Did I hear this latest bit of Cliffs (NYSE:CLF) news correctly? The board has decided to approve a $200M share buyback program? Is this the same company that is carrying roughly $3.5B in debt, but only has about $360M in cash on hand? Is this the same company whose revenues have declined 26% quarter-over-quarter? Is this the same company that went cash flow-negative in the most recent quarter? This is the company that decided it's time to buy back its own shares?
Obviously, there's an optimistic view and a pessimistic view that comes with a move like this. The board obviously feels that there is some value to be had in such a move and there's an argument to be made in favor of a stock buyback. The stock price is at the lowest level it's been at in years. Buying shares in the current environment is essentially buying at a deep discount. It's a strategy that worked for Bank of America (NYSE:BAC) recently as it was weighing the choice of buying back discounted shares or raising the dividend. It ended up buying back its own low-priced shares (but ultimately ended up raising the dividend too). It's a legitimate strategy as long as there's a rebound in the future. With Cliffs, that's not necessarily a certainty.
It's also worth asking where the money is going to come from for this. Casablanca, prior to taking over the board, left little uncertainty in its desire to divest Cliffs of underperforming and non-core assets. They want to rid themselves of the Bloom Lake facility as quickly as possible, and the money could come from that sale, but nothing is imminent on that front, and potential buyers could be scarce.

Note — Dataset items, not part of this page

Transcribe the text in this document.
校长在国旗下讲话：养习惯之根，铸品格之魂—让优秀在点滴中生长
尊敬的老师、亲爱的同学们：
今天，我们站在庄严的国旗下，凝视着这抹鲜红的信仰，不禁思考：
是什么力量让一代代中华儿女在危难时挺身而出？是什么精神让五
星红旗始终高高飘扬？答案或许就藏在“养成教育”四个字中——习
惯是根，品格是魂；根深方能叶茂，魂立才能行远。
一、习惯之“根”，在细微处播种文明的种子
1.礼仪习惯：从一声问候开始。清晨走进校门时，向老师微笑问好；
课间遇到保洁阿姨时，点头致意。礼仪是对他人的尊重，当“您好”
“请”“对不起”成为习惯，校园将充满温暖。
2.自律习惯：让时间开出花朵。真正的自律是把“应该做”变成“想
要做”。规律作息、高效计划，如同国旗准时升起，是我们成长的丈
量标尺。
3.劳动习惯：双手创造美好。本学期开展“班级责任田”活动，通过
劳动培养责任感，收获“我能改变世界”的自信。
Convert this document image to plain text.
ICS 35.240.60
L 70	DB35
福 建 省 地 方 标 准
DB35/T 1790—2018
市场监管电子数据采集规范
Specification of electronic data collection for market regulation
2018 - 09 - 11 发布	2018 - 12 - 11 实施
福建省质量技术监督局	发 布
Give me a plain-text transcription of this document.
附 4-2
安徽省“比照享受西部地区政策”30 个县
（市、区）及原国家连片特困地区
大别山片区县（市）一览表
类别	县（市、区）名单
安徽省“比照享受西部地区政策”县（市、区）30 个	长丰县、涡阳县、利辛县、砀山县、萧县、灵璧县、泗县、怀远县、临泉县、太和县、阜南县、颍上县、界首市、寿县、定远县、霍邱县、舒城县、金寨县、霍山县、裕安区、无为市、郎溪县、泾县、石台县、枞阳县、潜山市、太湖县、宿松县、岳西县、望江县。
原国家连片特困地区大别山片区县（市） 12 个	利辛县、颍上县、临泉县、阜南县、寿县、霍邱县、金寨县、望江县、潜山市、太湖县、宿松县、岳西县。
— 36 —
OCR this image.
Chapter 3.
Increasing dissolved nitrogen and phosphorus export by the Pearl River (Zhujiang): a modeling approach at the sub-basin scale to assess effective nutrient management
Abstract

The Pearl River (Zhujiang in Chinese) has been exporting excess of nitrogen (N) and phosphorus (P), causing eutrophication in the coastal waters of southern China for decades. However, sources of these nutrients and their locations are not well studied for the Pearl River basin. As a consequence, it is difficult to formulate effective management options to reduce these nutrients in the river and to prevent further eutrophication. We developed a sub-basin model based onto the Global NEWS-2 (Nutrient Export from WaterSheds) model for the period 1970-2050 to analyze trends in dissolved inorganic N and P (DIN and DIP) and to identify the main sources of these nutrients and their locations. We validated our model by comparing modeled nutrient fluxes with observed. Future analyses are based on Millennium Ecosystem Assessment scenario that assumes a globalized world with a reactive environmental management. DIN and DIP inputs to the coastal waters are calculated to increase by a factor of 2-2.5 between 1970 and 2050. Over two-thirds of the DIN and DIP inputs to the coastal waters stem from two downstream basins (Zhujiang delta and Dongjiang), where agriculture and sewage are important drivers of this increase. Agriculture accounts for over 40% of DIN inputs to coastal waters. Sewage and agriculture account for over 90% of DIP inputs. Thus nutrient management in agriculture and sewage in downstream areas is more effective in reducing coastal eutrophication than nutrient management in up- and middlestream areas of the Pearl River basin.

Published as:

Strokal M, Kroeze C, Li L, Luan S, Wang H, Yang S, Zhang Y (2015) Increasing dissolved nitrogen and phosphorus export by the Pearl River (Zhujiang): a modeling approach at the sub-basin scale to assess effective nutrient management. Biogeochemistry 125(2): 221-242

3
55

One of my initial thoughts is that this move could be portending a dividend cut. Cliffs spends about $100M a year in dividend payments to shareholders. The 4% yield on the stock is nice for investors, but it's also a number that's pushing the limits of sustainability. If the board decides that there's more value in a stock repurchase, it could essentially swap one for the other.
But is a stock buyback a wise decision at all at this point? The company is saddled with a huge amount of debt, and it would seem that any available cash would be better used on that. Even if the cash isn't used to address debt, a company that is bleeding cash and experiencing declining revenues with no immediate relief in sight should be hanging on to its cash to get through the current rough period. Cliffs continues to cut back on capital expenditures to save money, but there comes a point where you simply can't cut back any more. If iron ore prices haven't started recovering by then, it could be tough staying afloat.
The new Cliffs board has been resolute in its desire to return value to shareholders, and this announcement falls in line with that goal. And it's worth noting that Cliffs would have up until the end of 2015 to make the buyback, so it's not like it's going to be dropping the cash tomorrow. But this strikes me as a move made by the board to demonstrate its ability to increase shareholder value at the expense of longer-term planning.
Given the current iron ore environment, it would seem a wiser choice to either hang on to cash or pay off debt. If Cliffs completes the share buyback and iron ore prices start rising again, this will look like a smart move. But at this point, it's a bit of a gamble. And if the board is wrong, it could mean serious consequences.